The research team around 2020’s Award Winner Stefan Pfeffer aims to reveal the inner workings of the cell at an unprecedented level of detail using an innovative imaging approach, cryo-electron tomography, which is uniquely suited to study the molecular structure and three-dimensional distribution of large macromolecules within intact frozen cells. This is achieved by an approach conceptually highly similar to medical CT imaging: different orientational views of an area of interest are sampled at very high magnification in an electron microscope and subsequently merged into a tomographic reconstruction of the sample area (see image). The resulting cellular tomograms are three-dimensional snapshots of the native molecular landscape of a cell, containing an almost inexhaustible amount of structural information.

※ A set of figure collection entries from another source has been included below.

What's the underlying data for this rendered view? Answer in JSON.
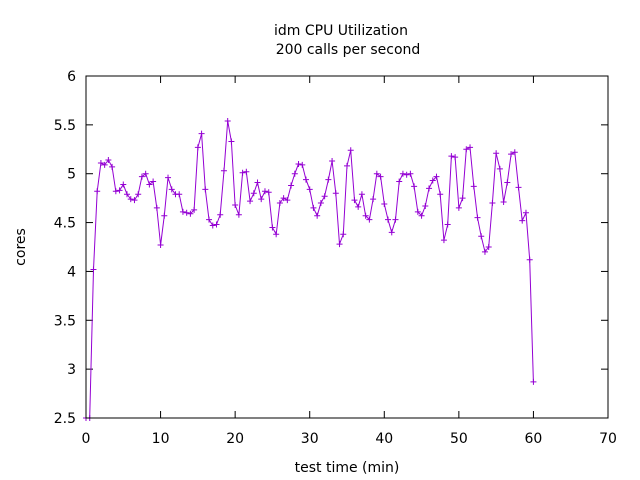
{
  "chart_data": {
    "type": "line",
    "title": "idm CPU Utilization",
    "subtitle": "200 calls per second",
    "xlabel": "test time (min)",
    "ylabel": "cores",
    "xlim": [
      0,
      70
    ],
    "ylim": [
      2.5,
      6
    ],
    "x_ticks": [
      "0",
      "10",
      "20",
      "30",
      "40",
      "50",
      "60",
      "70"
    ],
    "y_ticks": [
      "2.5",
      "3",
      "3.5",
      "4",
      "4.5",
      "5",
      "5.5",
      "6"
    ],
    "grid": false,
    "series_color": "#9400d3",
    "series": [
      {
        "name": "idm CPU",
        "points": [
          [
            0.0,
            2.5
          ],
          [
            0.5,
            2.5
          ],
          [
            1.0,
            4.02
          ],
          [
            1.5,
            4.82
          ],
          [
            2.0,
            5.11
          ],
          [
            2.5,
            5.09
          ],
          [
            3.0,
            5.14
          ],
          [
            3.5,
            5.07
          ],
          [
            4.0,
            4.82
          ],
          [
            4.5,
            4.83
          ],
          [
            5.0,
            4.89
          ],
          [
            5.5,
            4.79
          ],
          [
            6.0,
            4.74
          ],
          [
            6.5,
            4.73
          ],
          [
            7.0,
            4.79
          ],
          [
            7.5,
            4.97
          ],
          [
            8.0,
            5.0
          ],
          [
            8.5,
            4.89
          ],
          [
            9.0,
            4.92
          ],
          [
            9.5,
            4.65
          ],
          [
            10.0,
            4.27
          ],
          [
            10.5,
            4.57
          ],
          [
            11.0,
            4.96
          ],
          [
            11.5,
            4.84
          ],
          [
            12.0,
            4.79
          ],
          [
            12.5,
            4.79
          ],
          [
            13.0,
            4.61
          ],
          [
            13.5,
            4.6
          ],
          [
            14.0,
            4.59
          ],
          [
            14.5,
            4.63
          ],
          [
            15.0,
            5.27
          ],
          [
            15.5,
            5.41
          ],
          [
            16.0,
            4.84
          ],
          [
            16.5,
            4.53
          ],
          [
            17.0,
            4.47
          ],
          [
            17.5,
            4.48
          ],
          [
            18.0,
            4.58
          ],
          [
            18.5,
            5.03
          ],
          [
            19.0,
            5.54
          ],
          [
            19.5,
            5.33
          ],
          [
            20.0,
            4.68
          ],
          [
            20.5,
            4.58
          ],
          [
            21.0,
            5.01
          ],
          [
            21.5,
            5.02
          ],
          [
            22.0,
            4.72
          ],
          [
            22.5,
            4.8
          ],
          [
            23.0,
            4.91
          ],
          [
            23.5,
            4.74
          ],
          [
            24.0,
            4.82
          ],
          [
            24.5,
            4.81
          ],
          [
            25.0,
            4.45
          ],
          [
            25.5,
            4.38
          ],
          [
            26.0,
            4.7
          ],
          [
            26.5,
            4.75
          ],
          [
            27.0,
            4.73
          ],
          [
            27.5,
            4.88
          ],
          [
            28.0,
            5.0
          ],
          [
            28.5,
            5.1
          ],
          [
            29.0,
            5.09
          ],
          [
            29.5,
            4.94
          ],
          [
            30.0,
            4.84
          ],
          [
            30.5,
            4.65
          ],
          [
            31.0,
            4.57
          ],
          [
            31.5,
            4.7
          ],
          [
            32.0,
            4.77
          ],
          [
            32.5,
            4.94
          ],
          [
            33.0,
            5.13
          ],
          [
            33.5,
            4.8
          ],
          [
            34.0,
            4.28
          ],
          [
            34.5,
            4.38
          ],
          [
            35.0,
            5.08
          ],
          [
            35.5,
            5.24
          ],
          [
            36.0,
            4.73
          ],
          [
            36.5,
            4.66
          ],
          [
            37.0,
            4.79
          ],
          [
            37.5,
            4.57
          ],
          [
            38.0,
            4.53
          ],
          [
            38.5,
            4.74
          ],
          [
            39.0,
            5.0
          ],
          [
            39.5,
            4.97
          ],
          [
            40.0,
            4.69
          ],
          [
            40.5,
            4.53
          ],
          [
            41.0,
            4.4
          ],
          [
            41.5,
            4.53
          ],
          [
            42.0,
            4.92
          ],
          [
            42.5,
            5.0
          ],
          [
            43.0,
            4.99
          ],
          [
            43.5,
            5.0
          ],
          [
            44.0,
            4.87
          ],
          [
            44.5,
            4.61
          ],
          [
            45.0,
            4.57
          ],
          [
            45.5,
            4.67
          ],
          [
            46.0,
            4.85
          ],
          [
            46.5,
            4.93
          ],
          [
            47.0,
            4.97
          ],
          [
            47.5,
            4.79
          ],
          [
            48.0,
            4.32
          ],
          [
            48.5,
            4.48
          ],
          [
            49.0,
            5.18
          ],
          [
            49.5,
            5.17
          ],
          [
            50.0,
            4.65
          ],
          [
            50.5,
            4.75
          ],
          [
            51.0,
            5.25
          ],
          [
            51.5,
            5.27
          ],
          [
            52.0,
            4.87
          ],
          [
            52.5,
            4.55
          ],
          [
            53.0,
            4.36
          ],
          [
            53.5,
            4.2
          ],
          [
            54.0,
            4.25
          ],
          [
            54.5,
            4.7
          ],
          [
            55.0,
            5.21
          ],
          [
            55.5,
            5.05
          ],
          [
            56.0,
            4.71
          ],
          [
            56.5,
            4.91
          ],
          [
            57.0,
            5.2
          ],
          [
            57.5,
            5.22
          ],
          [
            58.0,
            4.86
          ],
          [
            58.5,
            4.52
          ],
          [
            59.0,
            4.6
          ],
          [
            59.5,
            4.12
          ],
          [
            60.0,
            2.87
          ]
        ]
      }
    ]
  }
}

One major conceptual limitation for structural studies in intact cells using cryo-electron tomography is that specimen thickness must not exceed 200 nanometers to allow the imaging electrons to pass through the sample. Thus, most human cells are almost an order of magnitude too thick to be directly imaged using cryo-electron tomography and solutions for artifact-free thinning of frozen cells had to be developed. Manual cutting of frozen cells using a diamond knife, as done for decades for dehydrated plastic-embedded samples, was out of the question due to mechanical compression of the specimen during cutting and the risk of melting the sample. A solution to the problem was found after many years of technical development and optimization in rasterizing a focused beam of Gallium ions across the frozen sample to mill away material in a highly targeted manner, while the rest of the specimen remains natively frozen.

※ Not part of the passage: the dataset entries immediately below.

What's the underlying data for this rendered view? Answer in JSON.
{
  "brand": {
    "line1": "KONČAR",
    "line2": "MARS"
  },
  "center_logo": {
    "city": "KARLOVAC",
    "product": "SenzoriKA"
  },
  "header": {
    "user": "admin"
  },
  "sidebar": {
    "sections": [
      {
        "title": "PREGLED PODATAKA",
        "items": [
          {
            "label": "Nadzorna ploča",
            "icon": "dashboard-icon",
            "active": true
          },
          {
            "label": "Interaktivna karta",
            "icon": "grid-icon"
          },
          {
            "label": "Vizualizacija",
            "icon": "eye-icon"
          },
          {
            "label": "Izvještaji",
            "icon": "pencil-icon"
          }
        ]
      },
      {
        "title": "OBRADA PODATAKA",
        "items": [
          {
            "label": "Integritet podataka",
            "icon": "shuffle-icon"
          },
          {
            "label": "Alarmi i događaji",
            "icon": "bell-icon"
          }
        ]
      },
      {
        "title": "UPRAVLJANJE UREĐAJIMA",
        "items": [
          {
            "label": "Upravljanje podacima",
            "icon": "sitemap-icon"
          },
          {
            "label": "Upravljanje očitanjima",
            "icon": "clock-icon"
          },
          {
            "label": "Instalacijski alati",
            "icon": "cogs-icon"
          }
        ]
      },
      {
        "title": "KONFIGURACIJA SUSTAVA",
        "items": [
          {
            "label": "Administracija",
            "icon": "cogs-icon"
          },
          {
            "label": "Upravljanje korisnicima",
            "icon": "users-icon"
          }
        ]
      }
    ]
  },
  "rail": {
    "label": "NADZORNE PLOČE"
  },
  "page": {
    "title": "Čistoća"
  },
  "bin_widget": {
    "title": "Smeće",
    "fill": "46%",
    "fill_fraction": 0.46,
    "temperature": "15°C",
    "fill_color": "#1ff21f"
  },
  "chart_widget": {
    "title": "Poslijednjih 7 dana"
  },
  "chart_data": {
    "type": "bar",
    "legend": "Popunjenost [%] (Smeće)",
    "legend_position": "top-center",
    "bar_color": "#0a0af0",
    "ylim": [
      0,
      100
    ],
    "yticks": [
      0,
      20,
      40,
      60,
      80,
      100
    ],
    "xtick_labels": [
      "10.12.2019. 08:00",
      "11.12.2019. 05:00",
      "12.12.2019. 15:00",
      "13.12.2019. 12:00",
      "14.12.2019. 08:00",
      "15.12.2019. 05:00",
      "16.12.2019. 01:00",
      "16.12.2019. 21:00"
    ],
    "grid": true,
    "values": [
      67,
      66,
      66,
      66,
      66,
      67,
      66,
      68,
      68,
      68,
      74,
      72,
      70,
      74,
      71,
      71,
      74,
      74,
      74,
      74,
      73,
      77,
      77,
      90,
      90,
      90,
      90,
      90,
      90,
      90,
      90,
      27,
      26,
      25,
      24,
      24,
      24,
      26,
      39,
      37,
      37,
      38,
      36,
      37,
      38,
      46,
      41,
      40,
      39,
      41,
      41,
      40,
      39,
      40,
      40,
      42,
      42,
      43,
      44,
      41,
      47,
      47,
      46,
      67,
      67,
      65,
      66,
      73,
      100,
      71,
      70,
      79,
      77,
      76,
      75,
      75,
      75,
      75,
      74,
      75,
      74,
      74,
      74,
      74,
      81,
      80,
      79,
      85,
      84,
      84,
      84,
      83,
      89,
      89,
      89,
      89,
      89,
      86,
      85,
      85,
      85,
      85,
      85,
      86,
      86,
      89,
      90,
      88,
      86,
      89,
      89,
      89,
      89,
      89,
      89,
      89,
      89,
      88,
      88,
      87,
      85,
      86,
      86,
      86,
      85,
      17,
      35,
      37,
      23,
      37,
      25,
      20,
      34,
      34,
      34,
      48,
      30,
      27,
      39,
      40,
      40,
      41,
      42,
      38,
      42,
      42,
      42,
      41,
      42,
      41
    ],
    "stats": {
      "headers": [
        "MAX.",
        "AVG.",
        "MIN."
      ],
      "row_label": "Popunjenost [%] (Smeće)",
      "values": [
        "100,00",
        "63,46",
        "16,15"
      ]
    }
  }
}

This process requires highly specialized technical instrumentation, the development of which is still ongoing. Funding received from the Aventis Foundation for the Life Sciences Bridge Award was instrumental in upgrading the focused ion beam system in Stefan Pfeffer’s group to the latest standards, now enabling much more robust specimen preparation at even higher-throughput, which considerably accelerated research in his group.
Three-dimensional visualization of the cellular environment at molecular resolution. The machinery for cellular protein synthesis (light blue) is shown in the context of different cellular membranes.